Mira menatap buku-buku didepannya, berharap buku itu bukan untuk diserahkan padanya.
"Pelajari buku ini, aku yakin seminggu adalah waktu yang cukup."
"Kak Ai, aku tidak bisa politik.." Mira mencoba menolak dengan halus.
"Hm?" Tentu saja Ai tahu. "Ini untuk menyiapkanmu menjadi Ratu. Bukankah kau ingin menikah dengan Pangeran Ji? Aku merasa kamu adalah kandidat terbaik."
Mira berkedip, ekspresinya langsung berbunga mendengarnya. "Saya akan melakukan yang terbaik!" Mira mengepalkan kedua tangannya di depan dada.
"Benar, setidaknya seorang ratu harus tau mana yang menjadi musuh atau teman," ucap Ai sambil menyembunyikan seringainya. Ai tahu, dalam kondisi Mira adalah sia-sia kecuali ia terlahir kembali.
Rey yang berdiri di pintu ruangan mendengar semuanya. Ia menutup matanya dan menghembuskan napas panjang. Sejak menjadi pengawal dari Ai dan merasakan tekad Ai mengambil alih posisi mahkota dari Ji, ia merasa waktu hidupnya semakin memendek.
Rey merasa, bagi Ai, orang-orang disekitarnya hanyalah sebuah alat yang perlu ia manfaatkan untuk membuka jalurnya melawan Pangeran Ji.
Termasuk dirinya.

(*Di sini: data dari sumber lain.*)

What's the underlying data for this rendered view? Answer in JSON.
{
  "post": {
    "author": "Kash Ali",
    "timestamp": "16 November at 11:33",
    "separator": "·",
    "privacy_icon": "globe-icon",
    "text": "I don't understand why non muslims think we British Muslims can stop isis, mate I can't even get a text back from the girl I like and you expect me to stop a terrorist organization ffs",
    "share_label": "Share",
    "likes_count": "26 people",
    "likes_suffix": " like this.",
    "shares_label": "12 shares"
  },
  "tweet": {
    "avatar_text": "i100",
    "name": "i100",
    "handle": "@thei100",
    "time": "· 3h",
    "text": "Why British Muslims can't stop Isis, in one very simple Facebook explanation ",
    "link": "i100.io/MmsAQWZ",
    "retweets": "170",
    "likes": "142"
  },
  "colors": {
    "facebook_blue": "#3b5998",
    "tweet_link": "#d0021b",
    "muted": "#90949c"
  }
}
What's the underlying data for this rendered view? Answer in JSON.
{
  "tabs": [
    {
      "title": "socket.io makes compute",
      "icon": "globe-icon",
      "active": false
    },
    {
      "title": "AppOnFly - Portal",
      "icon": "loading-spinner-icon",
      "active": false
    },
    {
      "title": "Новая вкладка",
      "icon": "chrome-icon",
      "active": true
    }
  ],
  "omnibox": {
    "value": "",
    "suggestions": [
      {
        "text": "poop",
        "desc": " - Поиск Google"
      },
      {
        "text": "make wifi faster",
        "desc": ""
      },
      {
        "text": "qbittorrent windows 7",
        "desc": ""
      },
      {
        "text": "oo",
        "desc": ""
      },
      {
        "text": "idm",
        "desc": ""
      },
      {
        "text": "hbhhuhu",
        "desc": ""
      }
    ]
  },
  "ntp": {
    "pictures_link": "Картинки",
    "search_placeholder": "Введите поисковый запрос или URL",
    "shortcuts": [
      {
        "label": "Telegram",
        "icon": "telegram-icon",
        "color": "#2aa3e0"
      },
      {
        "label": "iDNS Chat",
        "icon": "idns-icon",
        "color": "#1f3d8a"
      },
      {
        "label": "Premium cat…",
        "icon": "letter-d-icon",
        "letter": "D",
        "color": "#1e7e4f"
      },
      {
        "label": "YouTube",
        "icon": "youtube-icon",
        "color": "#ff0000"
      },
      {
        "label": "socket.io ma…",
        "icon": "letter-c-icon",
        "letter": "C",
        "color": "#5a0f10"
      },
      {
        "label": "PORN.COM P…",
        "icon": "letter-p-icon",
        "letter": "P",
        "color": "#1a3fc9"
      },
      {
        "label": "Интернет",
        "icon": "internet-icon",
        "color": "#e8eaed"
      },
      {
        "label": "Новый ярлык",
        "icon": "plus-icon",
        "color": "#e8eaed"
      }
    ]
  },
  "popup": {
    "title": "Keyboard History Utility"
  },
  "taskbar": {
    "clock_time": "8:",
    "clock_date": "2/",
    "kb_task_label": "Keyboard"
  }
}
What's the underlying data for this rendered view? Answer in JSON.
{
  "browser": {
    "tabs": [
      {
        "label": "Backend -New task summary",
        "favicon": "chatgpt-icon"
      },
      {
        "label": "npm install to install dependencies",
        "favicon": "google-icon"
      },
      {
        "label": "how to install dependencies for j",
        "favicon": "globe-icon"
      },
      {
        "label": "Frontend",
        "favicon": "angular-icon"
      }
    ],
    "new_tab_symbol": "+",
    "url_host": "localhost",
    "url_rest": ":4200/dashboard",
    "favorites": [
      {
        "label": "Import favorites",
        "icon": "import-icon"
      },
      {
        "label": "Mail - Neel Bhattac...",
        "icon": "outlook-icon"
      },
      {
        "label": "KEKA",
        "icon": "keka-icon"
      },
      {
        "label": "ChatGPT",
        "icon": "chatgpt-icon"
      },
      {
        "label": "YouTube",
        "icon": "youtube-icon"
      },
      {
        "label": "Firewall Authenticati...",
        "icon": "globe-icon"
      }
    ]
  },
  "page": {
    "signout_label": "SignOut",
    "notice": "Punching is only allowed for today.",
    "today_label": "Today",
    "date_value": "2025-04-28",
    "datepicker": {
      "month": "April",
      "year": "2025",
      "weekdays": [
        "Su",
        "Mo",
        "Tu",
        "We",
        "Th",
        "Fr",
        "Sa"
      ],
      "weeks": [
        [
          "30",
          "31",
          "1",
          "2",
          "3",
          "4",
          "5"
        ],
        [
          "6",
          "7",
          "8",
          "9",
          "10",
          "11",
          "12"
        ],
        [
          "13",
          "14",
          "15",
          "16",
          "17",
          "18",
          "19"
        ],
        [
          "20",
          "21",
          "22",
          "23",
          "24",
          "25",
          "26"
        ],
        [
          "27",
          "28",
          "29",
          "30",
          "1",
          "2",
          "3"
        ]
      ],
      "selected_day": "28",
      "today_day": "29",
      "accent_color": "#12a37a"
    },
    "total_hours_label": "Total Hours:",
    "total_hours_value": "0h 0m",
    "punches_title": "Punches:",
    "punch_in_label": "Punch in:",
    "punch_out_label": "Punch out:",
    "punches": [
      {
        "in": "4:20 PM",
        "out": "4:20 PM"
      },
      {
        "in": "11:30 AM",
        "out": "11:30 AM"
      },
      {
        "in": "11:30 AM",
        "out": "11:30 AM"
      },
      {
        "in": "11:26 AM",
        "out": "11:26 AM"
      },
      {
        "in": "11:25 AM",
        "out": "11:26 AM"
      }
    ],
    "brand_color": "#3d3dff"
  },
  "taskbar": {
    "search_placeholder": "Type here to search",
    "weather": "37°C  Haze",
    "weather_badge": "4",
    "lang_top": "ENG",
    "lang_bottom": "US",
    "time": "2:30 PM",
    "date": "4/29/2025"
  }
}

Entah karena alasan apa ia tersangkut, yang pasti ia sudah terjebak oleh sumpah yang tidak bisa ia ingkari.
_________________________
KAMU SEDANG MEMBACA
My Moca II : Monice
FantasySeorang gadis yang kehilangan, tidak berharap sebuah akhir yang bahagia, ia ingin akhir yang secepatnya. Tapi seseorang mengikat dirinya tetap tinggal, "Aku tidak akan memaafkan dunia, aku tidak akan memaafkan diriku sendiri kalau aku kehilangan ka...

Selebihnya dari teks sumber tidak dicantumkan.